There is something barbaric about wanting to veil yourself, or being forced by religion to veil yourself. The Western value of freedom of expression rightly protects the freedom of someone to choose how they dress (when their property is their own or someone who accedes to the dress code), but there is an element here amongst British Muslims that they must confront of wanting to eat their Western cake and to have it too. And there is something too for non-Muslim Britons to learn. Says the Ayn Rand Institute's Alex Epstein on these last points:

Britons are absolutely right to criticize the niqab. It is a demeaning, barbaric article of clothing that inculcates shame in women, depriving them of individuality and femininity. But to criticize niqabs will not go very far in making Britain a more integrated, less balkanized nation. Britons' most powerful tool of assimilation is to understand and proudly and convincingly proclaim Western ideals.

“They must understand that what made the West great is individualism, reason, the pursuit of happiness--and that this is objectively superior to the tribalism, superstition, and earthly deprivation that many Muslims seek to live out and bring to Europe. Britons must reject the insidious idea of multiculturalism, which holds that all cultures are of equal value. Cultures are not of equal value: prosperity is superior to poverty, happiness is superior to misery, freedom is superior to slavery, and a visible face is superior to a slit revealing two anonymous eyes."
And that's the truth.

UPDATE: I just completed this and then noted that Liberty Scott has made almost the exact same points as I have: 'Niqab, Islam and Civilisation.' Great minds, etc.

LINK: How Britain should promote assimilation - Alex Epstein, Ayn Rand Institute
Schools told: Ban the veil - Daily Express

RELATED: Politics-UK, Multiculturalism, Education, Religion, Political Correctness


  1. "which means that since there's no private property argument to which to repair"

    Yes there is, the Government owns the schools, so it can set the rules.
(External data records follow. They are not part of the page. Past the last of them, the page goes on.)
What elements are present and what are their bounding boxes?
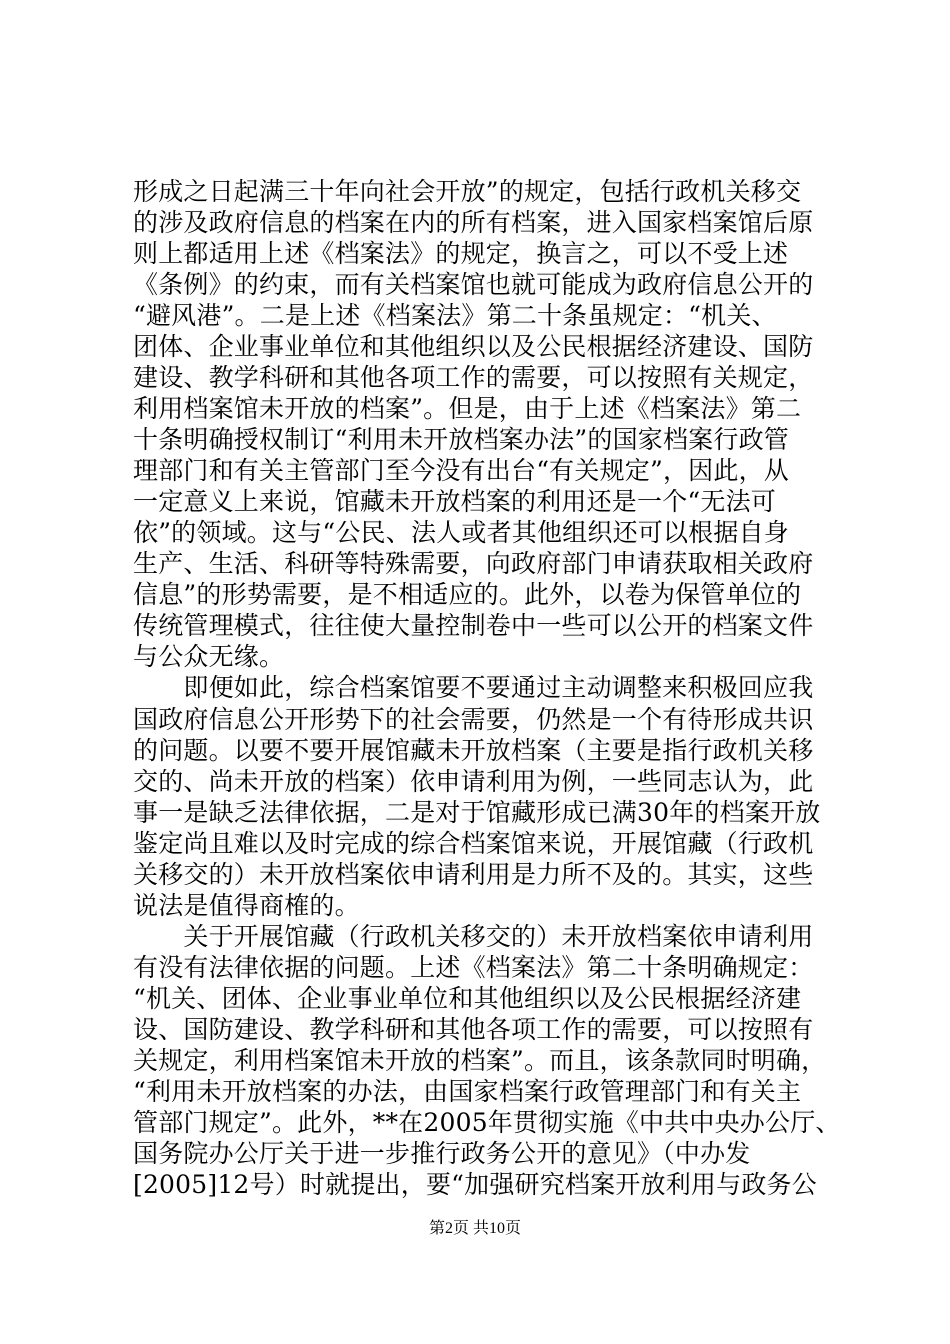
text-line: 理部门和有关主管部门至今没有出台“有关规定”，因此，从: [133, 456, 789, 486]
text-line: 信息”的形势需要，是不相适应的。此外，以卷为保管单位的: [133, 580, 802, 610]
text-line: 管部门规定”。此外，**在2005年贯彻实施《中共中央办公厅、: [133, 1107, 841, 1137]
text-line: 设、国防建设、教学科研和其他各项工作的需要，可以按照有: [133, 1014, 814, 1044]
text-line: “避风港”。二是上述《档案法》第二十条虽规定：“机关、: [133, 301, 777, 331]
text-line: 建设、教学科研和其他各项工作的需要，可以按照有关规定，: [133, 363, 814, 393]
text-line: 的涉及政府信息的档案在内的所有档案，进入国家档案馆后原: [133, 208, 814, 238]
text-line: 鉴定尚且难以及时完成的综合档案馆来说，开展馆藏（行政机: [133, 828, 814, 858]
text-line: 即便如此，综合档案馆要不要通过主动调整来积极回应我: [133, 673, 814, 703]
text-line: “利用未开放档案的办法，由国家档案行政管理部门和有关主: [133, 1076, 802, 1106]
text-line: 生产、生活、科研等特殊需要，向政府部门申请获取相关政府: [133, 549, 814, 579]
text-line: 依”的领域。这与“公民、法人或者其他组织还可以根据自身: [133, 518, 789, 548]
text-line: 团体、企业事业单位和其他组织以及公民根据经济建设、国防: [133, 332, 814, 362]
text-line: 则上都适用上述《档案法》的规定，换言之，可以不受上述: [133, 239, 789, 269]
text-line: 关于开展馆藏（行政机关移交的）未开放档案依申请利用: [133, 921, 814, 951]
text-line: 关移交的）未开放档案依申请利用是力所不及的。其实，这些: [133, 859, 814, 889]
text-line: 利用档案馆未开放的档案”。但是，由于上述《档案法》第二: [133, 394, 802, 424]
text-line: 事一是缺乏法律依据，二是对于馆藏形成已满30年的档案开放: [133, 797, 821, 827]
text-line: 一定意义上来说，馆藏未开放档案的利用还是一个“无法可: [133, 487, 776, 517]
text-line: 关规定，利用档案馆未开放的档案”。而且，该条款同时明确，: [133, 1045, 827, 1075]
text-line: 与公众无缘。: [133, 642, 285, 672]
text-line: 《条例》的约束，而有关档案馆也就可能成为政府信息公开的: [133, 270, 814, 300]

The schools (and hospitals etc etc) are the British Government's private property.

  2. I think you're missing the point of the post, Eric.

    'The Government' qua property-ownership doesn't exist.

    'The Government' is everyone and no-one, but as long as everyone is required (by force) to pay for such bogus 'ownership' then people will continue paying for opinions which they themselves find odious, nd those who wish to impose their own opinions will continue to try and seize the un-owned for their own ends.

  3. ...But there is another point to be made.

    There is something barbaric about wanting to veil yourself, or being forced by religion to veil yourself....

    And PC's agenda floats to the surface.

    By the way PC, you do realise that there are in fact private schools that British parents can send their kids to if they wish. In true libertarian style they can vote with their pocket if they care so much.

    To lay out my cards, I agree that I find naqibs (naqeeb? naqiib? *shrug*) unsettling - but fashion, if anything, is relative. And yes, it is just fashion.

  4. Let me clarify - fashion is dictated by many things, most of them irrational. Religion is just one factor that has a huge influence. The point is that getting hyped up about what people wear is a waste of time - better to focus on what people think.

  5. And hell, I wonder if any of the parents who are so worried have actually sat down with the teacher and had a chat to find out what she's like. That's why my parents did when I was in school and they wanted to know what the teachers were like.

  6. The problem with the niqab is it is representitive of other things and people understand this, even if sometimes only sub-consciously.

    They recognize the lack of freedom inherent in unreformed Islam and it is very, very scary in many ways.

    Ordinary folk see this clearly but it takes University educated "intellectuals" with a few PHD's in "third-world non-judgementalism" to deny the obvious.

  7. Facial expression the ability to see someones face is an important part of commmunication. Ever actually talked to someone ins an full face veil Polemic? It is unsettling in the extreme. You are not sure who you are talking to. It is barbaric and is more than merely a fashion statement.